You could always try to honestly engage them in that conversation. When they say that you'll change your mind, you could ask them (not with an attitude), "I'm curious about why you think you know what I'll want better than I know that myself. Could you explain why you think I lack that kind of self-awareness on a choice that's that important?"
Or, if they take a more, "Well, you should want to get married and have kids" kind of approach, you could do a similar sort of thing. Ask them why they think that their preferences for your life are more important than your own preferences for your own life. You could say something like, "Okay, I understand that you want me to get married and have kids, and that you think it's both important and enjoyable for people to do that. I get that, and I think that it is true for most people. But I don't think I would like it, and I hope you don't think so little of me that you assume that you know what I want better than I do. It is possible for someone to have a different preference than you do, isn't it? In that case, my question to you is whether you want my choices in life to make you happy at the expense of my own happiness, or if you'd prefer to see me happy, even if that means that I make a couple of choices differently than you did."

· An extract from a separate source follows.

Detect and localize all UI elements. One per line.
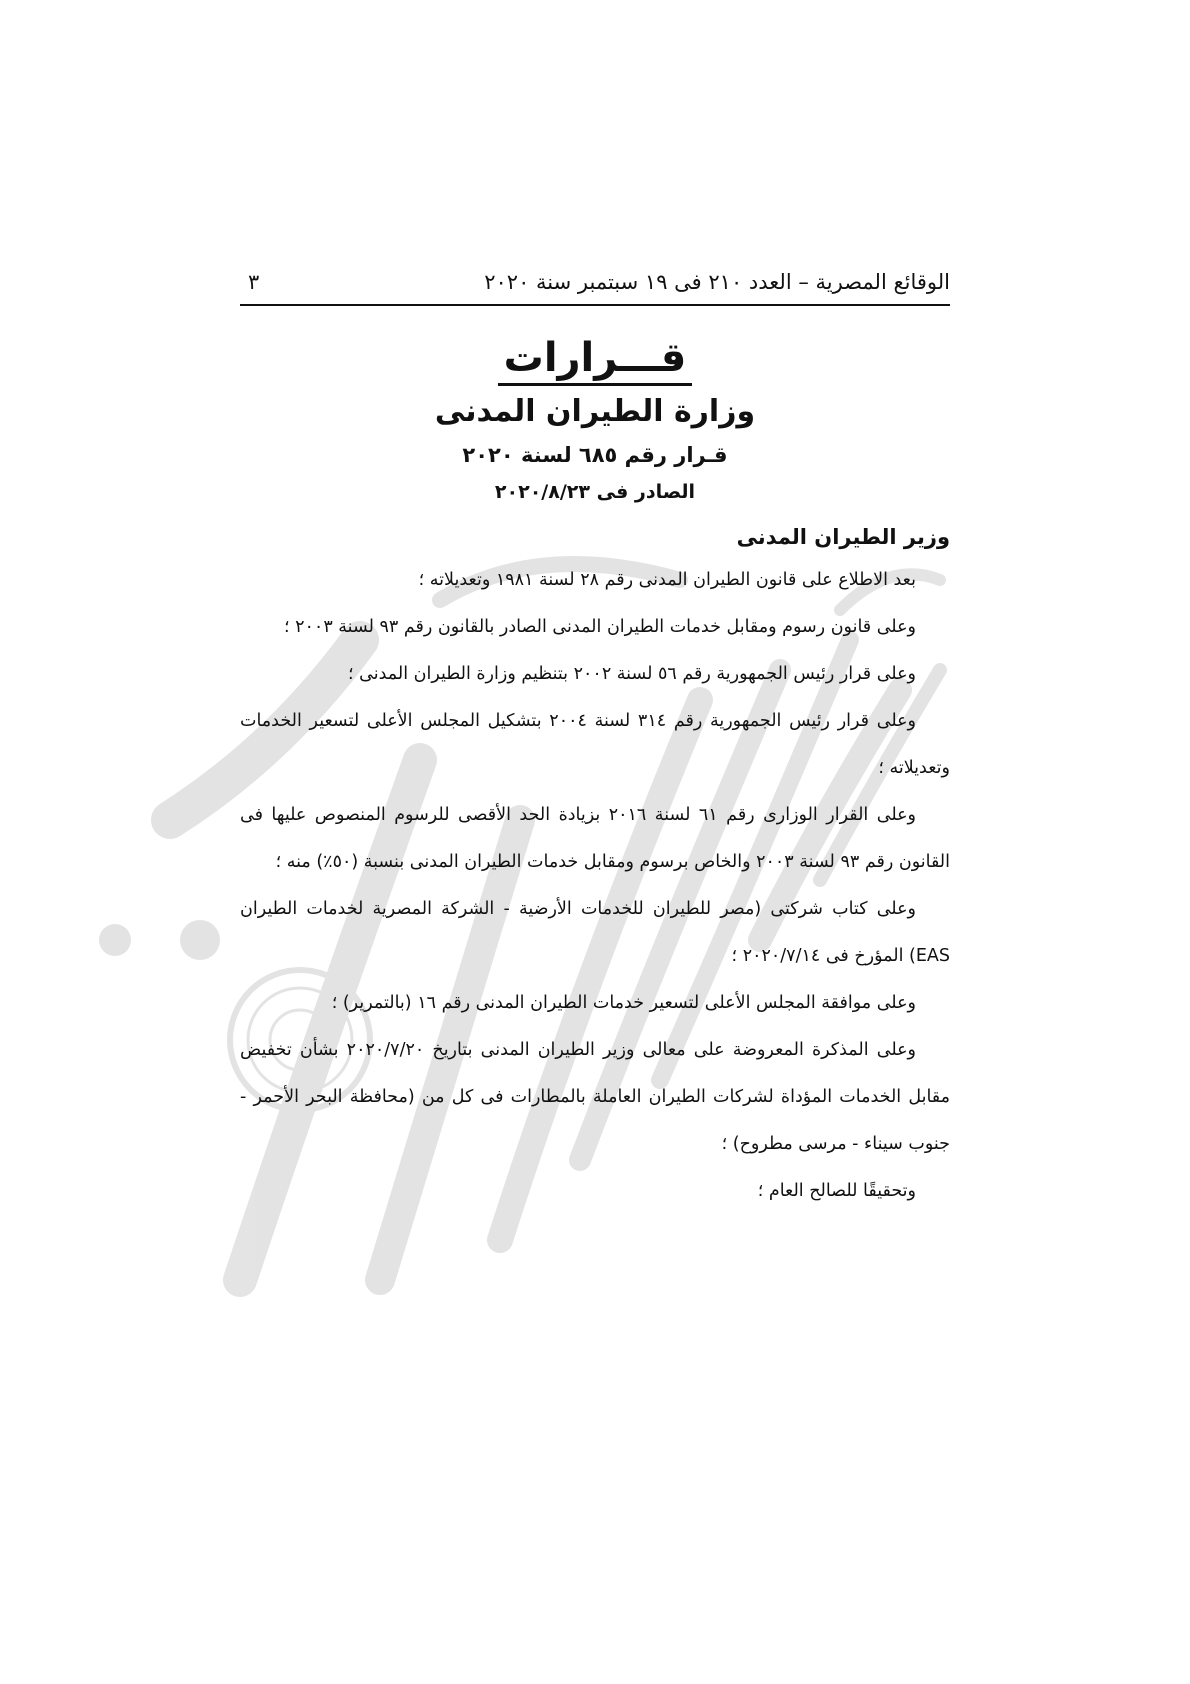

I think that if you were going to do something like that, you'd have to do it in a non-retaliatory kind of way. Don't ask in a snippy way, or to get back at them for being pushy, or just to shut them up or piss them off. Ask the same way you'd ask them what they're doing next weekend-- more to get information than to make a point. There's a chance that if you ask someone that way, they might see that they really don't have any reasons. But then again, I'm guessing that there's a significant amount of overlap between people who believe that their own personal preferences are, or should be, universal and the kind of people who don't understand the term "respectfully disagree." So maybe it's a lost cause.
Just as a disclaimer though, I should point out that I almost never had to deal with this kind of thing. My family is pretty respectful of individual choices in these matters. And even on the few issue that they have stronger opinions on, they seemed to figure out quickly that I'm going to do what I want to do, regardless of how they try to influence me.